CSI uses the OPSC FIT to do your annual facility inspections for compliance with the Williams Act, AB 607 and SB 550.

http://www.californiaschoolinspections.com/


----------



## cda (Mar 30, 2018)

*Legislative Background*
*Senate Bill 550:* As a part of the Williams Settlement, Senate Bill (SB) 550 (Chapter 900, Statutes of 2004 - Vasconcellos), directed the OPSC to develop the Interim Evaluation Instrument (IEI) as a definition of good repair for school facilities. SB 550 also required the OPSC to provide the Governor and Legislature options for consideration in the development of a permanent State standard for the condition of California's school facilities. These options were provided in the report titled "Good Repair Report: Options for a Permanent State Standard." This law also required the Legislature to adopt a permanent standard of good repair by September 1, 2006, which was achieved with the passage of Assembly Bill 607. 

*Assembly Bill 607:* AB 607 (Chapter 704, Statutes of 2006-Goldberg) adopted the existing IEI definitions in statute, expanded the good repair standards to include the overall cleanliness of school facilities, and required the OPSC to add a ranking and scoring system to evaluate the conditions of schools on or before July 1, 2007. The result of the requirements of AB 607 is the Facility Inspection Tool (FIT), which was adopted by the State Allocation Board on June 27, 2007. On May 27, 2009, the State Allocation Board adopted a revised FIT that will more accurately align the evaluation results with realistic expectations of what constitutes good, fair or poor facility conditions.


----------



## cda (Mar 30, 2018)

https://www.tustin.k12.ca.us/upload...intenance_and_Operations/Arroyo_SARC_2017.pdf


----------



## Mark K (Mar 30, 2018)

In California public elementary and secondary schools are instruments of the state.  Local building departments have no authority with regards to these schools although they have jurisdiction for private schools. 

The Division of the State Architect is responsible for general code compliance but I believe that State Fire Marshall is responsible for fire code issues.  My guess is that the State Fire Marshall either performs these inspections or delegates them to a local building department.  Suggest contacting the State Fire Marshall.


----------



## conarb (Mar 30, 2018)

I've built schools but it was back in the 70s, the city never showed up, everything was approved and inspected by the DSA. but the school districts did have a lot of input into the plans and specs, specifically minority hiring requirements and conditions, of course things could have changed.


----------



## Yikes (Apr 2, 2018)

1.  DSA checks for building code.
2.  The Sate Fire Marshal checks for fire code.
3.  The Local Fire Authority checks for hydrants and access portions of the fire code.  They are required to complete DSA Form 810 which gets pasted onto the plans.


----------



## conarb (Apr 2, 2018)

Yikes said:


> 1.  DSA checks for building code.
> 2.  The Sate Fire Marshal checks for fire code.
> 3.  The Local Fire Authority checks for hydrants and access portions of the fire code.  They are required to complete DSA Form 810 which gets pasted onto the plans.

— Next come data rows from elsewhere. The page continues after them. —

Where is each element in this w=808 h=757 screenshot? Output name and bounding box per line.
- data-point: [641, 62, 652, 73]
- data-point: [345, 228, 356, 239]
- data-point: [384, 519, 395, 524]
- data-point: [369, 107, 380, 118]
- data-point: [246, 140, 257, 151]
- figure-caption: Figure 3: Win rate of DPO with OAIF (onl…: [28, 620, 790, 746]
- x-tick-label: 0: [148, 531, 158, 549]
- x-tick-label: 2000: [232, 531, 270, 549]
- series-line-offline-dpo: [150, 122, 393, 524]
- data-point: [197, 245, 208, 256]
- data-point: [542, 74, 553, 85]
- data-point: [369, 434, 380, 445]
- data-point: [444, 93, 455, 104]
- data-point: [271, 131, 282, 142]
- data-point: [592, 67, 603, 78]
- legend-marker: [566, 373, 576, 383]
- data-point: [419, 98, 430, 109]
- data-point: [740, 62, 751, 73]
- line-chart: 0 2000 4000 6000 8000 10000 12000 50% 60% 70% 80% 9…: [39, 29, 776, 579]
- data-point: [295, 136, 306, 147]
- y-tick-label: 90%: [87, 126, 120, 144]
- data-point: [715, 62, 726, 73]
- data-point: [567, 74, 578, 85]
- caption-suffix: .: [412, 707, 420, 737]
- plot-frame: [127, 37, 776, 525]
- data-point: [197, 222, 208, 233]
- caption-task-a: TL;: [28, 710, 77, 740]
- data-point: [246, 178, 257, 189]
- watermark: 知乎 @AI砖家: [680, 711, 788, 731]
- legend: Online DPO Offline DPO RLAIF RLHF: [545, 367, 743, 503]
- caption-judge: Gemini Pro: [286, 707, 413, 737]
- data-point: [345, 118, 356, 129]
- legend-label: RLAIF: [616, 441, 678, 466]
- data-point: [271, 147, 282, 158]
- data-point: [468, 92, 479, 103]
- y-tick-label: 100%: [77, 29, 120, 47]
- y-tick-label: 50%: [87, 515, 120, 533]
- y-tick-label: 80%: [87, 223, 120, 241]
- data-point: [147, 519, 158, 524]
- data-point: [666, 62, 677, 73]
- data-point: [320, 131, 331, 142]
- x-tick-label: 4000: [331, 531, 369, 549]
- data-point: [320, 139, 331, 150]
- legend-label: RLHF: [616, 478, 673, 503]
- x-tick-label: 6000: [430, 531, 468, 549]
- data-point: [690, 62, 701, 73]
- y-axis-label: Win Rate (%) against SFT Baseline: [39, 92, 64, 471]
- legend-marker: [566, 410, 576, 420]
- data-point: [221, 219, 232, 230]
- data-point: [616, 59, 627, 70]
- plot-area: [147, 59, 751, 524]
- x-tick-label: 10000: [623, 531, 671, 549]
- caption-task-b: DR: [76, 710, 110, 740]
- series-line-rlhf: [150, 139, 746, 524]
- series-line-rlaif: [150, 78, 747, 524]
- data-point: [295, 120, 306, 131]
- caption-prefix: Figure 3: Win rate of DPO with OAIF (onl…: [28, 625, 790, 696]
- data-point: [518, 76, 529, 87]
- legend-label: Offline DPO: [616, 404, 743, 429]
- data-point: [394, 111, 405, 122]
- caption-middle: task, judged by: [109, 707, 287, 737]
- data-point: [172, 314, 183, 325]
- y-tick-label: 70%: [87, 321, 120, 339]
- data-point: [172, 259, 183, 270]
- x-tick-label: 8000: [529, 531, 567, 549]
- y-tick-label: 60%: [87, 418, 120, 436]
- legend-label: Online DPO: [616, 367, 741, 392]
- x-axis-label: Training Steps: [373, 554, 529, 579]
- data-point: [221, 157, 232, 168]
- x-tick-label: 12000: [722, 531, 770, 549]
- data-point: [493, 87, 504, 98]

Yeah, now that I think about it one Oakland school addition had a new kitchen, the sprinkler contractors have an FPE on staff who designed the sprinkler system, the kitchen was long and narrow with a halon protected hood over the range, the sprinkler contractor designed the system so the black steel pipe detoured over against the far wall to keep a range fire from melting the steel pipe dumping water on a grease fire, after passing the range hood the steel pipe came back to the center of the room, even though everything was approved on the plans there was a fight on the job between what I thought was the Oakland fire marshal and the FPE as to the clearance from the range hood, it may have been the State Fire Marshal but I thought it was the city fire marshal, this was 47 years ago though.


----------